SP8 - Pre-Clinical Validation

B. Lange (MPI-Molecular Genetics, Berlin)

We are applying a low passage mamma primary cell model to elucidate molecular changes of estrogen receptor (ER) signaling through systematically dissecting the pathway components by protein and mRNA profiling in combination with functional cellular assays. A second goal of this project is the evaluation of therapeutics on this low passage primary cell model that has the advantage of an in vitro system that is “as close as possible” to the patient.

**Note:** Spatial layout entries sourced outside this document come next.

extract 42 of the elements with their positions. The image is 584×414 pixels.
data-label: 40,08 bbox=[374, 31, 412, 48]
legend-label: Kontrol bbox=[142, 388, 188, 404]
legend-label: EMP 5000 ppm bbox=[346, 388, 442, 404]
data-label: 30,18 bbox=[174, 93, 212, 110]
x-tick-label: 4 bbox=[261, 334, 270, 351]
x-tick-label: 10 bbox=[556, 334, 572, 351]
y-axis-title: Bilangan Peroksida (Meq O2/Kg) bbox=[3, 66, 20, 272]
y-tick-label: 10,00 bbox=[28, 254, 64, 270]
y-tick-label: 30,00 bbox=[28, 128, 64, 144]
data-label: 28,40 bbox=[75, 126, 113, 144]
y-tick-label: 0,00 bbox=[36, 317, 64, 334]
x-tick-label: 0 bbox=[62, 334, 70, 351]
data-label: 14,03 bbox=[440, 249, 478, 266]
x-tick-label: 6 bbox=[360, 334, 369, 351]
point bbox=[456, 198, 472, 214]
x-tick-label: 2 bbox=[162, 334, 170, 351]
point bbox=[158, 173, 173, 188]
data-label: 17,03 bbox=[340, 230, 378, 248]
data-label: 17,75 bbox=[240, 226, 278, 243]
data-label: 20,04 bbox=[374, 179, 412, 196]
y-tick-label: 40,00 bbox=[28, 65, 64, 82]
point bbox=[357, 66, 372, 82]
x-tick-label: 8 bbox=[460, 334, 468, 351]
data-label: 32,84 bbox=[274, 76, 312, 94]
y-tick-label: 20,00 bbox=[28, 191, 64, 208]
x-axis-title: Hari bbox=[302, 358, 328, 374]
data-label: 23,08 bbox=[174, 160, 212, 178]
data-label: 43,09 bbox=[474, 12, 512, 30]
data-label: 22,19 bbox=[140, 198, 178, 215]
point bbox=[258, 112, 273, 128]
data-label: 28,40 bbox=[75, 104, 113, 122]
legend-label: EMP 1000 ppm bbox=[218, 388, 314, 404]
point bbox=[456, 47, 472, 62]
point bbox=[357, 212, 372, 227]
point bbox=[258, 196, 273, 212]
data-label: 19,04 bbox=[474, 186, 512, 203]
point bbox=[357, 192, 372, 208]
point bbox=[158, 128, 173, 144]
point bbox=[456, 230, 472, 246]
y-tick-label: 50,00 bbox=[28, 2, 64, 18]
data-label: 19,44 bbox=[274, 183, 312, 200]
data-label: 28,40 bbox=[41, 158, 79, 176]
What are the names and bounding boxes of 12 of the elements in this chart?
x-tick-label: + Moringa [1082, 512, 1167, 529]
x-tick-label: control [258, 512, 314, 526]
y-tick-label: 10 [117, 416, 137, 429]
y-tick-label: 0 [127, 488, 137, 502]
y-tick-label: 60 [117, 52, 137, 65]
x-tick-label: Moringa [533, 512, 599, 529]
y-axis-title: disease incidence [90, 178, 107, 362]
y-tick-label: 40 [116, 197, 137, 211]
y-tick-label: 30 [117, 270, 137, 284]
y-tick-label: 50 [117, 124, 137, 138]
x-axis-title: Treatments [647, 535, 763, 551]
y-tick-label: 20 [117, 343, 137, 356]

• to generate of primary breast cancer cell lines
• to analyze the aberrations of estrogen receptor pathway in the primary cell model by mRNA and protein profiling in combination with functional cellular assays.
• to evaluate the relevance of anti-cancer therapies “as close as to the patient possible” through detailed analysis of the response to drug treatment in ER positive and ER negative cell lines (e.g., tamoxifen, parthenolide, rapomycin, gefitinib).
• to structurally characterize protein complexes relevant for oestrogen receptor signaling.

3D culture of established (MCF10A) und primary breast cancer cell lines (e.g., BCCL1) in basement membrane cultures, show formation of cyst like spheroids (acini) of MCF10A cells while the tested primary breast cancer cell lines show little or no tendency to organize spheroids under the same conditions. Confocal microscopy shows only few cells in the luminal space of the spheroid produced by the MCF10A cells (first image). In contrast, BCCL1 show (third image) single, spatially separated cells and nuclei (DNA staining with DAPI, blue). 1st image enlarged MCF10A spheroid, 2ed image MCF10A spheroids overview, 3rd image enlargement BCCL1 that form incoherent cellular 3D network 4thimage phase contrast microscopy overview over 3D BCCL1 culture that form incoherent cellular 3D network.